A ilha Graciosa foi a primeira das oito ilhas em que
foi detetado o problema, tendo o Governo Regional interditado a caça na ilha a
11 de Dezembro de 2014.
Luís Neto Viveiros assegurou que o Governo Regional
não está em condições de comprovar se houve ou não mão criminosa neste surto,
mas reconheceu que esta é uma “tese em avaliação”.
“Havendo indícios, como algumas associações de
caçadores entendem, que terá havido mão criminosa na disseminação da doença e
introdução da mesma nos Açores, naturalmente que a secretaria estará disponível
para colaborar na identificação desta questão. Comprovando-se, os seus
responsáveis devem ser devidamente punidos”, sustentou o governante.

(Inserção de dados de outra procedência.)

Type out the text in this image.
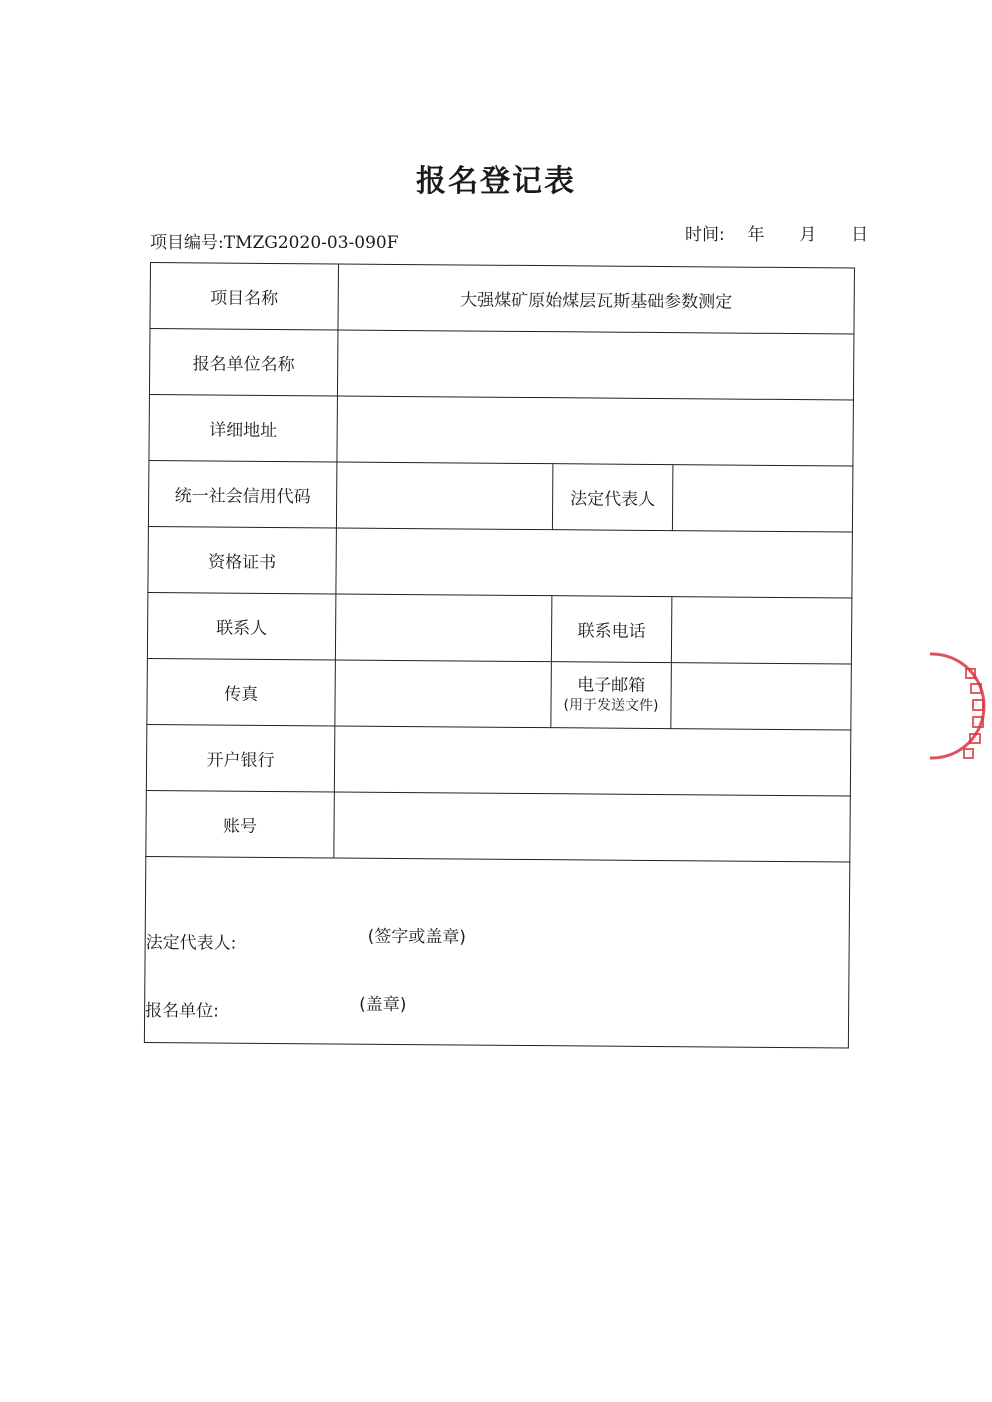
报名登记表
项目编号:TMZG2020-03-090F	时间: 年 月 日
项目名称	大强煤矿原始煤层瓦斯基础参数测定		
报名单位名称			
详细地址			
统一社会信用代码		法定代表人	
资格证书			
联系人		联系电话	
传真		电子邮箱
(用于发送文件)	

开户银行			
账号			

法定代表人: (签字或盖章)
报名单位: (盖章)			
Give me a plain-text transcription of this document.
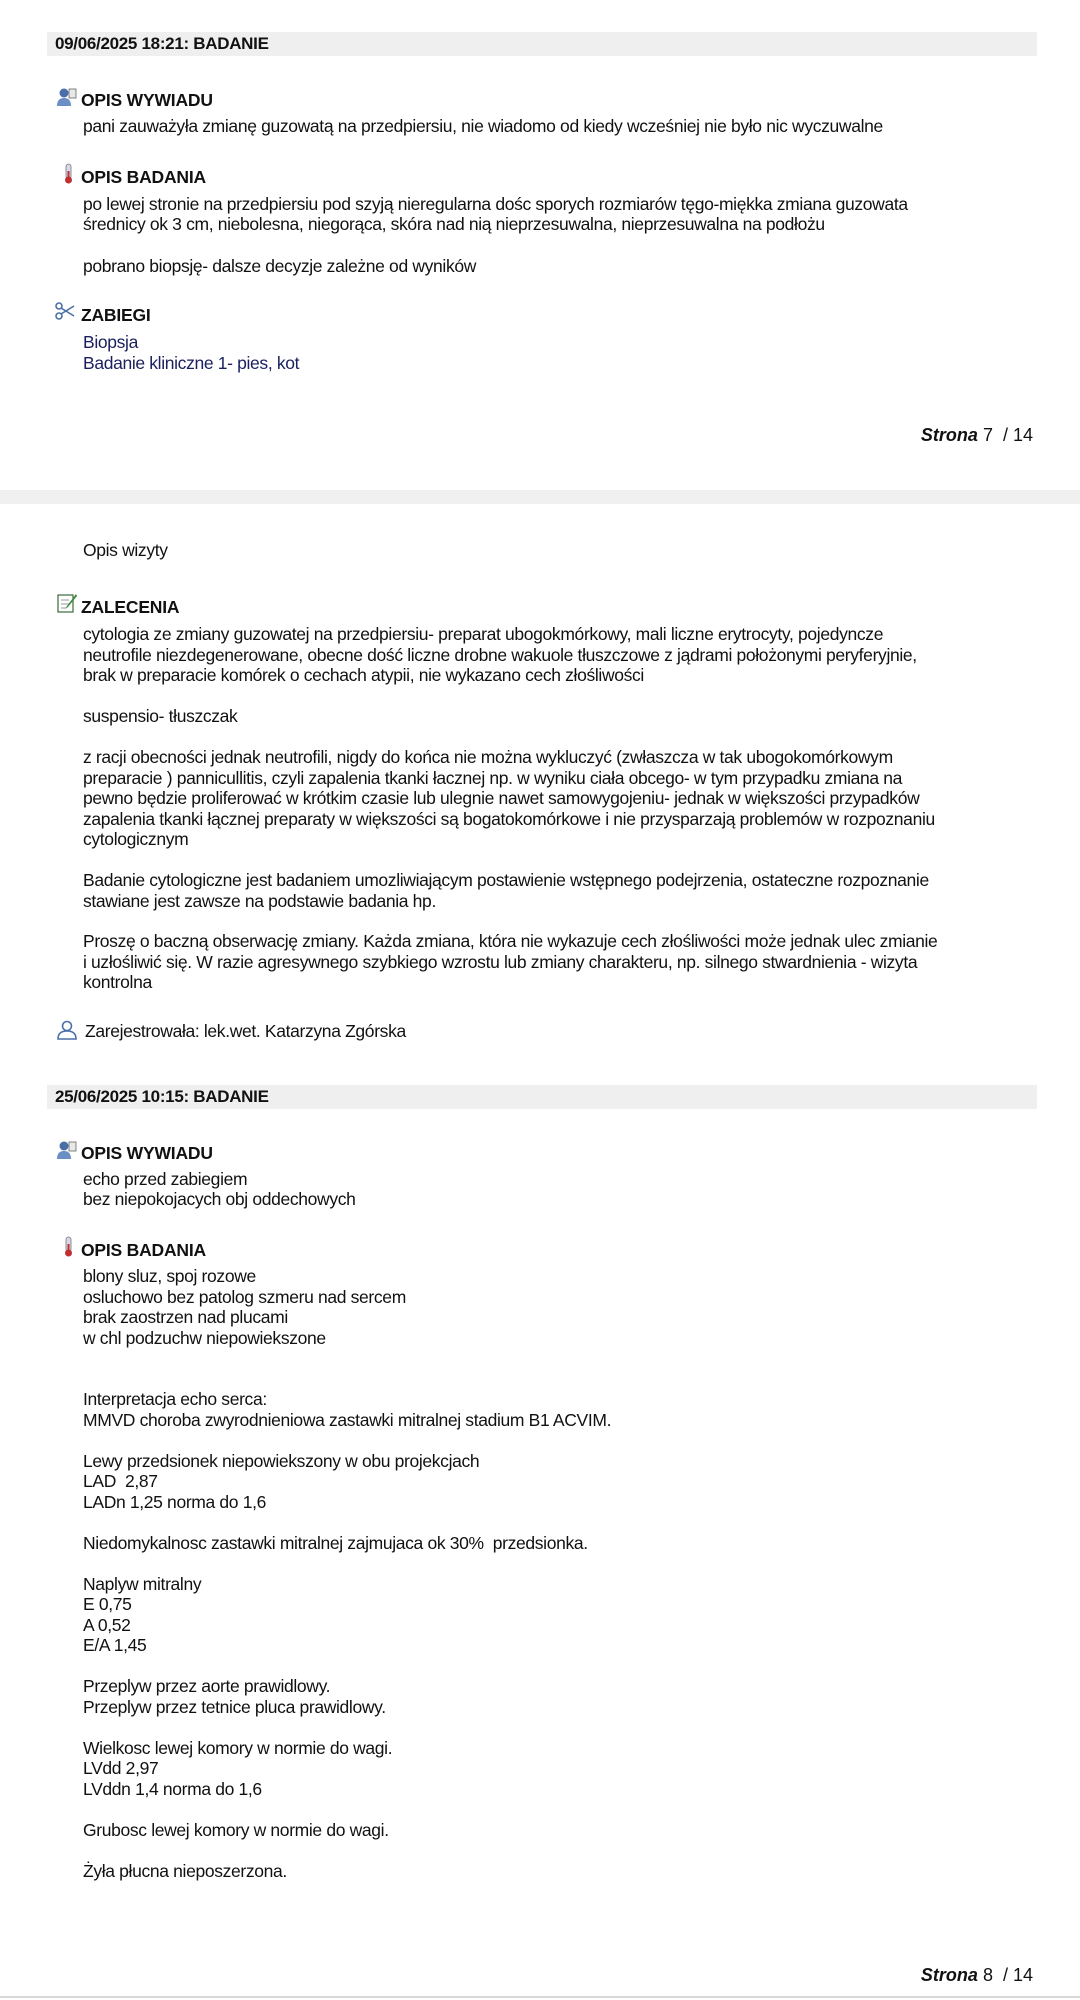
09/06/2025 18:21: BADANIE
OPIS WYWIADU
pani zauważyła zmianę guzowatą na przedpiersiu, nie wiadomo od kiedy wcześniej nie było nic wyczuwalne
OPIS BADANIA
po lewej stronie na przedpiersiu pod szyją nieregularna dośc sporych rozmiarów tęgo-miękka zmiana guzowata
średnicy ok 3 cm, niebolesna, niegorąca, skóra nad nią nieprzesuwalna, nieprzesuwalna na podłożu
pobrano biopsję- dalsze decyzje zależne od wyników
ZABIEGI
Biopsja
Badanie kliniczne 1- pies, kot
Strona 7 / 14
Opis wizyty
ZALECENIA
cytologia ze zmiany guzowatej na przedpiersiu- preparat ubogokmórkowy, mali liczne erytrocyty, pojedyncze
neutrofile niezdegenerowane, obecne dość liczne drobne wakuole tłuszczowe z jądrami położonymi peryferyjnie,
brak w preparacie komórek o cechach atypii, nie wykazano cech złośliwości
suspensio- tłuszczak
z racji obecności jednak neutrofili, nigdy do końca nie można wykluczyć (zwłaszcza w tak ubogokomórkowym
preparacie ) pannicullitis, czyli zapalenia tkanki łacznej np. w wyniku ciała obcego- w tym przypadku zmiana na
pewno będzie proliferować w krótkim czasie lub ulegnie nawet samowygojeniu- jednak w większości przypadków
zapalenia tkanki łącznej preparaty w większości są bogatokomórkowe i nie przysparzają problemów w rozpoznaniu
cytologicznym
Badanie cytologiczne jest badaniem umozliwiającym postawienie wstępnego podejrzenia, ostateczne rozpoznanie
stawiane jest zawsze na podstawie badania hp.
Proszę o baczną obserwację zmiany. Każda zmiana, która nie wykazuje cech złośliwości może jednak ulec zmianie
i uzłośliwić się. W razie agresywnego szybkiego wzrostu lub zmiany charakteru, np. silnego stwardnienia - wizyta
kontrolna
Zarejestrowała: lek.wet. Katarzyna Zgórska
25/06/2025 10:15: BADANIE
OPIS WYWIADU
echo przed zabiegiem
bez niepokojacych obj oddechowych
OPIS BADANIA
blony sluz, spoj rozowe
osluchowo bez patolog szmeru nad sercem
brak zaostrzen nad plucami
w chl podzuchw niepowiekszone
Interpretacja echo serca:
MMVD choroba zwyrodnieniowa zastawki mitralnej stadium B1 ACVIM.
Lewy przedsionek niepowiekszony w obu projekcjach
LAD  2,87
LADn 1,25 norma do 1,6
Niedomykalnosc zastawki mitralnej zajmujaca ok 30%  przedsionka.
Naplyw mitralny
E 0,75
A 0,52
E/A 1,45
Przeplyw przez aorte prawidlowy.
Przeplyw przez tetnice pluca prawidlowy.
Wielkosc lewej komory w normie do wagi.
LVdd 2,97
LVddn 1,4 norma do 1,6
Grubosc lewej komory w normie do wagi.
Żyła płucna nieposzerzona.
Strona 8 / 14
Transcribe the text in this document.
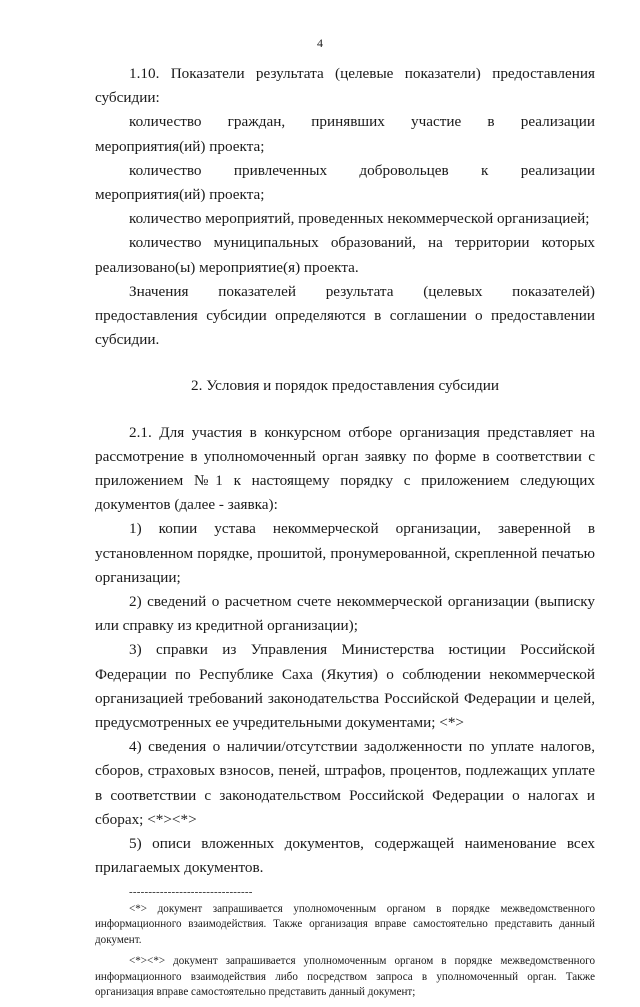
4

1.10. Показатели результата (целевые показатели) предоставления субсидии:

количество граждан, принявших участие в реализации мероприятия(ий) проекта;

количество привлеченных добровольцев к реализации мероприятия(ий) проекта;

количество мероприятий, проведенных некоммерческой организацией;

количество муниципальных образований, на территории которых реализовано(ы) мероприятие(я) проекта.

Значения показателей результата (целевых показателей) предоставления субсидии определяются в соглашении о предоставлении субсидии.

2. Условия и порядок предоставления субсидии

2.1. Для участия в конкурсном отборе организация представляет на рассмотрение в уполномоченный орган заявку по форме в соответствии с приложением №1 к настоящему порядку с приложением следующих документов (далее - заявка):

1) копии устава некоммерческой организации, заверенной в установленном порядке, прошитой, пронумерованной, скрепленной печатью организации;

2) сведений о расчетном счете некоммерческой организации (выписку или справку из кредитной организации);

3) справки из Управления Министерства юстиции Российской Федерации по Республике Саха (Якутия) о соблюдении некоммерческой организацией требований законодательства Российской Федерации и целей, предусмотренных ее учредительными документами; <*>

4) сведения о наличии/отсутствии задолженности по уплате налогов, сборов, страховых взносов, пеней, штрафов, процентов, подлежащих уплате в соответствии с законодательством Российской Федерации о налогах и сборах; <*><*>

5) описи вложенных документов, содержащей наименование всех прилагаемых документов.

--------------------------------

<*> документ запрашивается уполномоченным органом в порядке межведомственного информационного взаимодействия. Также организация вправе самостоятельно представить данный документ.

<*><*> документ запрашивается уполномоченным органом в порядке межведомственного информационного взаимодействия либо посредством запроса в уполномоченный орган. Также организация вправе самостоятельно представить данный документ;
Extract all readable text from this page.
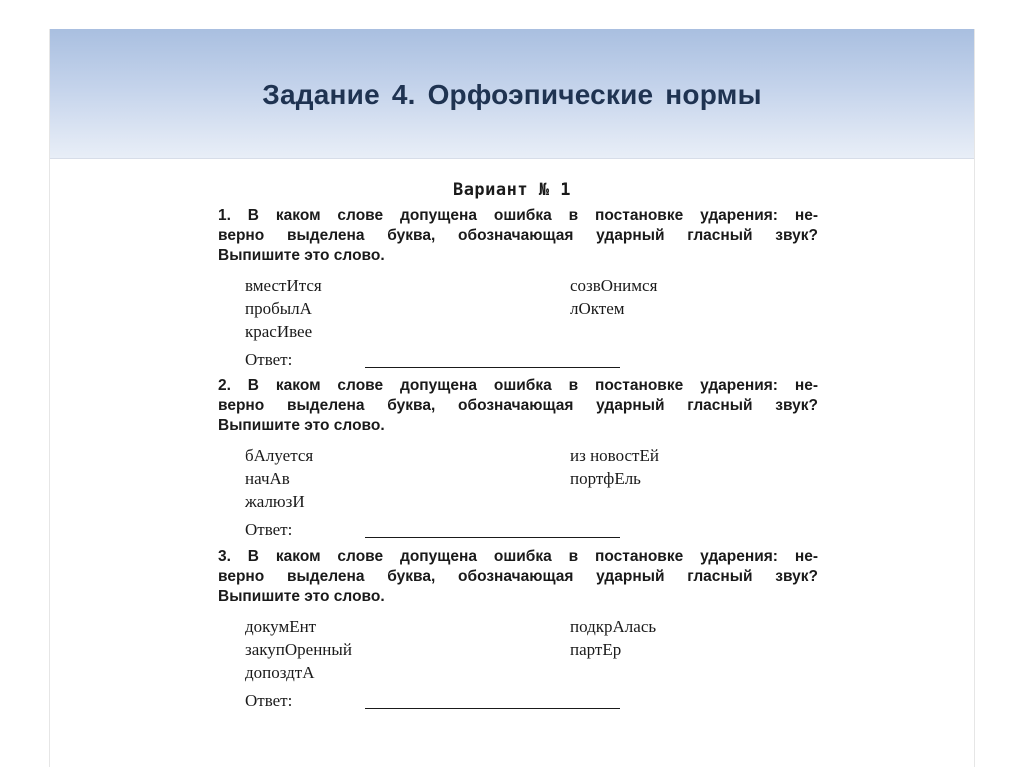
Задание 4. Орфоэпические нормы
Вариант № 1
1. В каком слове допущена ошибка в постановке ударения: не-
верно выделена буква, обозначающая ударный гласный звук?
Выпишите это слово.
вместИтся	созвОнимся
пробылА	лОктем
красИвее
Ответ:
2. В каком слове допущена ошибка в постановке ударения: не-
верно выделена буква, обозначающая ударный гласный звук?
Выпишите это слово.
бАлуется	из новостЕй
начАв	портфЕль
жалюзИ
Ответ:
3. В каком слове допущена ошибка в постановке ударения: не-
верно выделена буква, обозначающая ударный гласный звук?
Выпишите это слово.
докумЕнт	подкрАлась
закупОренный	партЕр
допоздтА
Ответ:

Neste momento, a proibição de caça ao coelho bravo
mantém-se válida apenas nas ilhas das Flores e Santa Maria, porque segundo o
governante o surto hemorrágico “foi mais forte e fez com que as densidades da
espécie sofressem uma redução substancial”, prevendo-se que a caça só deva
voltar a ser permitida nestas duas ilhas em 2016.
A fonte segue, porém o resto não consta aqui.